Les élèves ont sélectionné des idées prometteuses à l’intérieur des contributions de leurs pairs et ont consulté les idées sélectionnées par leur classe, certains s’en sont ensuite inspirés afin de contribuer au discours collectif. Ils les ont utilisées pour orienter leurs recherches, et pour poursuivre leur(s) investigation(s). Pour les classes A et B, l’Élève B-6 soutient que: On peut l’utiliser pour voir ce que les gens aiment le plus, pour savoir sur quoi on va travailler, continuer les projets par rapport à ce qui a été surligné. L’Élève A-1 ajoute: C’est sûr que c’est différent, les enseignantes peuvent savoir ce qui nous intéresse. Ce propos d’élève laisse sous-entendre ici le rôle de l’enseignante dans l’orientation et l’organisation du travail collectif futur et en fonction des idées prometteuses. Dans les classes C et D, l’outil a servi à l’élaboration du discours collectif en permettant à certains élèves de consulter les idées prometteuses sélectionnées pour s’assurer que leur contribution soit pertinente, comme le précise l’Élève C-5: Oui je me suis servi de ça, c’est sûr que ça aidait, ça nous aidait à vraiment choisir ce qu’on allait dire, pour ne pas se répéter.
4.1.3 Un usage basé sur une compréhension de l’idée prometteuse comme étant au service de chacun ou du collectif
Plusieurs élèves des différentes dyades décrivaient les idées prometteuses comme étant des mots importants ou des mots clés dans les contributions de leurs pairs, l’Élève C-6 explique: C’est surtout le mot le plus important dans la question ou la réponse. D’autres les percevaient comme étant des idées ou des informations importantes:
Élève D-9: Je lisais et ce que je trouvais, qui était le meilleur, je le surlignais.

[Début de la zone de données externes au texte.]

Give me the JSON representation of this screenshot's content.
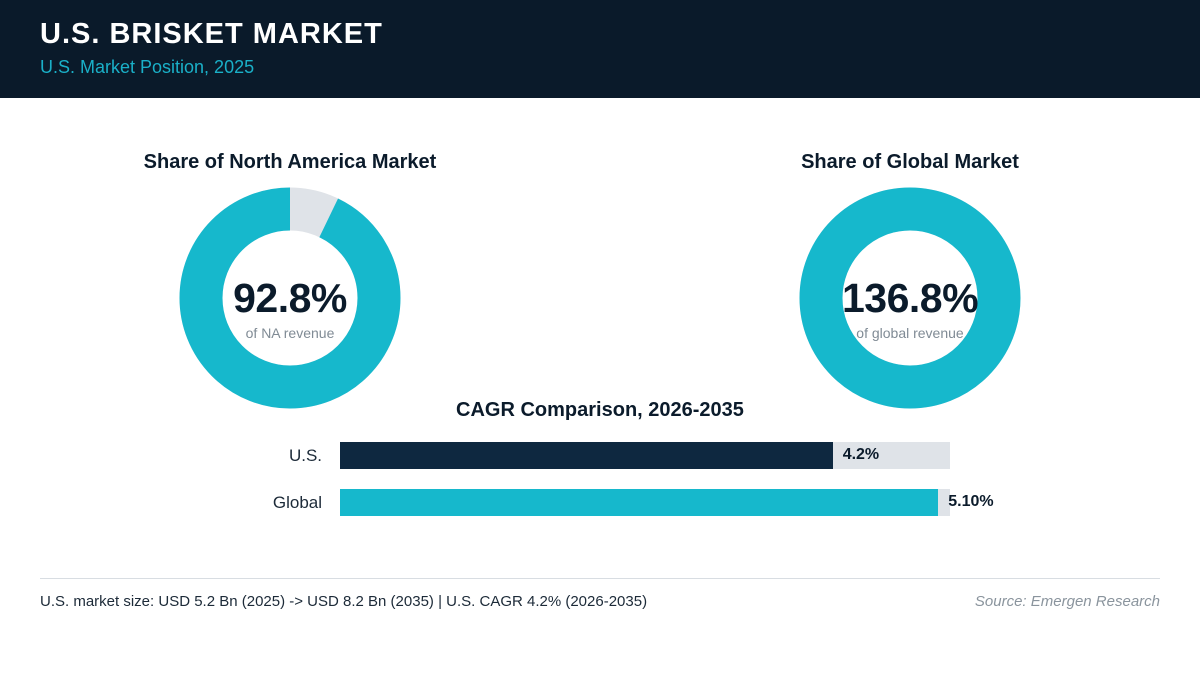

Élève B-7: Souligner, je dirais si vous trouvez des affaires intéressantes, tu peux aller les souligner, et choisir la couleur jaune et trouver ce qui est important dans ce que les gens ont expliqué.
Élève A-3: Je vais lire au complet le texte, et je vais voir c’est quoi le contexte, les informations importantes, lorsque c’est bon de le savoir.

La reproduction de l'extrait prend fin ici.